Here is year-over-year spending growth on autos and other retail goods for 2012 and 2013. Spending has increased between 7% and 9% in these years. For other goods, spending increased by 5% in 2012 and only 3% in 2013. Without autos, 2013 spending looks a lot worse than 2012. If you want these in real terms, you can subtract off 2% to get a pretty close estimate.
So what is wrong with autos driving the recovery? Isn’t this what we would expect given the cyclicality of auto sales? The concern is that a lot of auto purchases are being fueled with debt, given a strong recovery in the auto loan market. Which is likely to lead to people finding that they have taken too much debt, and trying to increase credit scores again after stretching themselves too thin. Below is the net flow of auto loans from 2002 to 2013. It is a net flow because it includes pay downs in addition to new originations. As it shows, auto lending in 2012 and 2013 tops any other year during the previous expansion from 2002 to 2007 (although it is still below the amount of new auto loans in 2000 and 2001).

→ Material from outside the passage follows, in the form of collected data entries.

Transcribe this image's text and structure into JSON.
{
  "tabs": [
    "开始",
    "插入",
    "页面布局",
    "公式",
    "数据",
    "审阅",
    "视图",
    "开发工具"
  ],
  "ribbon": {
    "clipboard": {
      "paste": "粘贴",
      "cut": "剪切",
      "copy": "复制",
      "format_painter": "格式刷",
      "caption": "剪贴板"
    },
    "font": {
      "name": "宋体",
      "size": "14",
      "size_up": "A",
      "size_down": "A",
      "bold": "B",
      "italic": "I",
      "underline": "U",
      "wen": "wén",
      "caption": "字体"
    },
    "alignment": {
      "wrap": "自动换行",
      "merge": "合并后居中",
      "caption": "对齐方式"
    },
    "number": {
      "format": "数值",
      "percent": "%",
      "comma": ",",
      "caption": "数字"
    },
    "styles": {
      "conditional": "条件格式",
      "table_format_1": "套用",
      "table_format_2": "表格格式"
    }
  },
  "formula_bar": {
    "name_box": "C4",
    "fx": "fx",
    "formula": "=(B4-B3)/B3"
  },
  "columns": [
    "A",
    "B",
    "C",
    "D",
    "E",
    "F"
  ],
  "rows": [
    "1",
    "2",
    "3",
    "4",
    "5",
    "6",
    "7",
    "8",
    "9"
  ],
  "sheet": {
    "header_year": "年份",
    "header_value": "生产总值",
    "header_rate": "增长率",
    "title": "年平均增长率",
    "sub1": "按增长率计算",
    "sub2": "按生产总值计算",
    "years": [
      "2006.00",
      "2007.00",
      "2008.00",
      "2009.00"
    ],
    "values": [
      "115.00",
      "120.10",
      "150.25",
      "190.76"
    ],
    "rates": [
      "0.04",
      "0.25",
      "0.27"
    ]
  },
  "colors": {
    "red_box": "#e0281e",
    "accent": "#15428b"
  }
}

This could be benign. For example, one argument would be that this represents a well-functioning credit market. Households that deserve new loans are receiving them, which is exactly what the financial sector should provide.
Perhaps. But we know that the recovery in employment and income has been pretty weak in 2012 and 2013. Do we think that income growth justifies the large increase in auto debt? Who exactly is getting these loans? Are they borrowers who are seeing their income and employment fortunes improve? Will lenders continue to lend if risk-free rates rise?
We will further explore these questions in the coming weeks. For now, we just want to flag this as a potential worry. Something to think about.